Pentest LLM
Vos équipes ont mis un modèle de langage (LLM) en production : un assistant qui interroge votre documentation, un agent qui traite des tickets ou écrit dans vos outils métier, un chatbot qui lit les pièces jointes envoyées par vos clients. Pour le modèle, vos consignes et les données qu’il reçoit sont une seule et même suite de texte — et c’est exactement là que se loge la vulnérabilité.
Le pentest LLM mesure ce qu’un attaquant obtient réellement de votre application d’intelligence artificielle : prompt injection directe et indirecte, jailbreak, fuite de données par le contexte, empoisonnement du corpus RAG, abus des outils et des serveurs MCP que l’agent peut appeler. Le référentiel est l’OWASP Top 10 for LLM Applications. Rapport en français, restitution en visioconférence, contre-audit inclus sans surcoût.
Dernière vérification des références réglementaires citées sur cette page : 11 septembre 2026.

Ils nous font confiance
Objectifs
Objectifs d’un pentest LLM
Un test d’intrusion sur une application IA ne juge pas la qualité des réponses du modèle. Il répond à une question de sécurité : qu’obtient un attaquant qui dispose du même accès qu’un de vos utilisateurs — ou simplement de la possibilité de déposer un document que votre agent va lire ?
Nous travaillons sur votre environnement réel, avec vos connecteurs et vos données.

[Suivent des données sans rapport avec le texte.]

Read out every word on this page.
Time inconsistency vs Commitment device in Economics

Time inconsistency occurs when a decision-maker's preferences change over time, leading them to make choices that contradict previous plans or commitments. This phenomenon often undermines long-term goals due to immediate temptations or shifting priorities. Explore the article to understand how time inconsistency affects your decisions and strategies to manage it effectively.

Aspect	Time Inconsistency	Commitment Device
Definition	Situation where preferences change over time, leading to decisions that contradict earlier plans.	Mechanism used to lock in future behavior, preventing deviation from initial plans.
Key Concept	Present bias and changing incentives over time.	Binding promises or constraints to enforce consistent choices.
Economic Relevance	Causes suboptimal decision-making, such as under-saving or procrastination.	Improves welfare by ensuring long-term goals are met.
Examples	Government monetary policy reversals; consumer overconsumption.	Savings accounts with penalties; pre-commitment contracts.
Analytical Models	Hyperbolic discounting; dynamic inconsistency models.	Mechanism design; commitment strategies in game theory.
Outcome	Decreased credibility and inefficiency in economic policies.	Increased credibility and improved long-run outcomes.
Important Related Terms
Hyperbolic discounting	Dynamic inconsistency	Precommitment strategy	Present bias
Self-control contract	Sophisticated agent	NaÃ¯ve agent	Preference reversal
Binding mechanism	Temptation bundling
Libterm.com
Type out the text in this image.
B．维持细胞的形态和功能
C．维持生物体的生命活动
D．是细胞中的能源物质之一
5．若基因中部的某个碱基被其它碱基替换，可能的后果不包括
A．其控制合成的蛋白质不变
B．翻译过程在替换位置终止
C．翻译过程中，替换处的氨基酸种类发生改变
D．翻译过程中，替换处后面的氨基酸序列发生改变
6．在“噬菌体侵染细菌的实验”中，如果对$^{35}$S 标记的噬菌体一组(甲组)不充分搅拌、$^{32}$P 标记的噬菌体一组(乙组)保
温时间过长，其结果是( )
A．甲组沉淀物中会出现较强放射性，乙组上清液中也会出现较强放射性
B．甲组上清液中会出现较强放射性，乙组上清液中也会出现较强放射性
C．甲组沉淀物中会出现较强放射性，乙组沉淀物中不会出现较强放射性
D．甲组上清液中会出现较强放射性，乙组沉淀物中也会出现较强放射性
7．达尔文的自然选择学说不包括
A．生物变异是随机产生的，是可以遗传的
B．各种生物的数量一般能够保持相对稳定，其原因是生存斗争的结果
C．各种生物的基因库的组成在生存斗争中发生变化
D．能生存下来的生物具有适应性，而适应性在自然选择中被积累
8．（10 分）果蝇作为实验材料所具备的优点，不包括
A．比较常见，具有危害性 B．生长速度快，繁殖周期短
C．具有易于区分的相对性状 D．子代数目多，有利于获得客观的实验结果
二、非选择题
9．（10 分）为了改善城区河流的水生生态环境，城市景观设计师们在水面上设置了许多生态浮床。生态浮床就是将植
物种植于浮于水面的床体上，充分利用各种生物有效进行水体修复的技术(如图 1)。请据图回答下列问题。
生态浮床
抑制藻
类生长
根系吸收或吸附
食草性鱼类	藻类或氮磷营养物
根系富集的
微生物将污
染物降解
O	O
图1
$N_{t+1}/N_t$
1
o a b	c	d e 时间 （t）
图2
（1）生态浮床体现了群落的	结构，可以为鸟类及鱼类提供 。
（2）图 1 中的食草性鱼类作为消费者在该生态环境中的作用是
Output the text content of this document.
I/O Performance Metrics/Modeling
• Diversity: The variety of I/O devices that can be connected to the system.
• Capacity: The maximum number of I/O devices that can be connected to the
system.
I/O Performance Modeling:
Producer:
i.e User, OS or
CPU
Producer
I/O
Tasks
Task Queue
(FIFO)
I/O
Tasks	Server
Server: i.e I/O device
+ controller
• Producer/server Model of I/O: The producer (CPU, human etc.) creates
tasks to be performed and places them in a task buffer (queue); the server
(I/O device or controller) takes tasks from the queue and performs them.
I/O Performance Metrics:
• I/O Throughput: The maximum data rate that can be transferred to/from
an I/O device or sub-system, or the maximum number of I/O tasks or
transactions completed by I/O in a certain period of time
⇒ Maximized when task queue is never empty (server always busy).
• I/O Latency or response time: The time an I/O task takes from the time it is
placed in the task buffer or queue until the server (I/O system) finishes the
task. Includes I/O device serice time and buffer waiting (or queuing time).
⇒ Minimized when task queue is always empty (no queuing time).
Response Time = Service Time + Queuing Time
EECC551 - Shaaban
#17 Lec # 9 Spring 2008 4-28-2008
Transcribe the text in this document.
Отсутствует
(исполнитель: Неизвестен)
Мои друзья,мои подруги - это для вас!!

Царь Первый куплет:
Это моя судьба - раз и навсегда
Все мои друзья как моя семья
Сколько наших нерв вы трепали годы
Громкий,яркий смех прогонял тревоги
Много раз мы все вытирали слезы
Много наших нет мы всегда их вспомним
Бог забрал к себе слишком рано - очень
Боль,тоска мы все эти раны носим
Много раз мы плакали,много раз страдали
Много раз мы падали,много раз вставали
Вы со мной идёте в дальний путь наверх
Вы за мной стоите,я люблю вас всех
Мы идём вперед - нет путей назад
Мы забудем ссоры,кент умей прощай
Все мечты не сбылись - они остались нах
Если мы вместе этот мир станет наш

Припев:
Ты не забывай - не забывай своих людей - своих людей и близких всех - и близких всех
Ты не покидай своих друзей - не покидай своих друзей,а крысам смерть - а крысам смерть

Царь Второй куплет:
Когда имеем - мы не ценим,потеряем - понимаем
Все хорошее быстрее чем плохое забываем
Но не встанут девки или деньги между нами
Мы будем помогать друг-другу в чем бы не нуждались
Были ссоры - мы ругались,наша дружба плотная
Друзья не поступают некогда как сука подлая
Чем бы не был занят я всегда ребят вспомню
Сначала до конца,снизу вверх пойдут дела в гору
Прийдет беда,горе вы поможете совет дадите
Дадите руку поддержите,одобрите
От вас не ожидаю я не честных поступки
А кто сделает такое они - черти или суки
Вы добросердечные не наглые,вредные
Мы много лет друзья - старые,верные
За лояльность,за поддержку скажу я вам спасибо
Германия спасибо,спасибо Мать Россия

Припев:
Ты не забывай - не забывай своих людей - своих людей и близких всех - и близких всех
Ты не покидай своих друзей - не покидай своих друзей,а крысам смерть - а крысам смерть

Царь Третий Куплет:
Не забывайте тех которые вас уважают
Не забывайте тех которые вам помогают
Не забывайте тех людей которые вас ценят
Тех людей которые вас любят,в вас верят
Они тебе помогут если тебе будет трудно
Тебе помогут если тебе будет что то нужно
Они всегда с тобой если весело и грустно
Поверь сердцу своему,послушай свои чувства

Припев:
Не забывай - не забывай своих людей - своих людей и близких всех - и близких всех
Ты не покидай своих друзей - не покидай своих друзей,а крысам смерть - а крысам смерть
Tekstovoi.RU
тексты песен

Chaque piste confirmée est exploitée puis documentée : vous recevez des chemins d’attaque reproductibles, classés selon ce qu’il faut corriger avant la mise en production et ce qui peut attendre la version suivante. Pas une liste de risques théoriques recopiée d’un référentiel.
Vérifier le cloisonnement des données
Un assistant branché sur vos documents internes finit par répondre à qui sait poser la question. Nous mesurons ce que le modèle restitue d’un contexte, d’un index RAG ou d’un historique de conversation auxquels l’utilisateur n’a pas droit.
Mesurer la résistance à la manipulation
Prompt injection directe dans le champ de saisie, injection indirecte par un document, une page web ou un message que l’agent traite, jailbreak des consignes système : nous établissons ce qui reste de vos garde-fous face à quelqu’un qui travaille sérieusement à les contourner.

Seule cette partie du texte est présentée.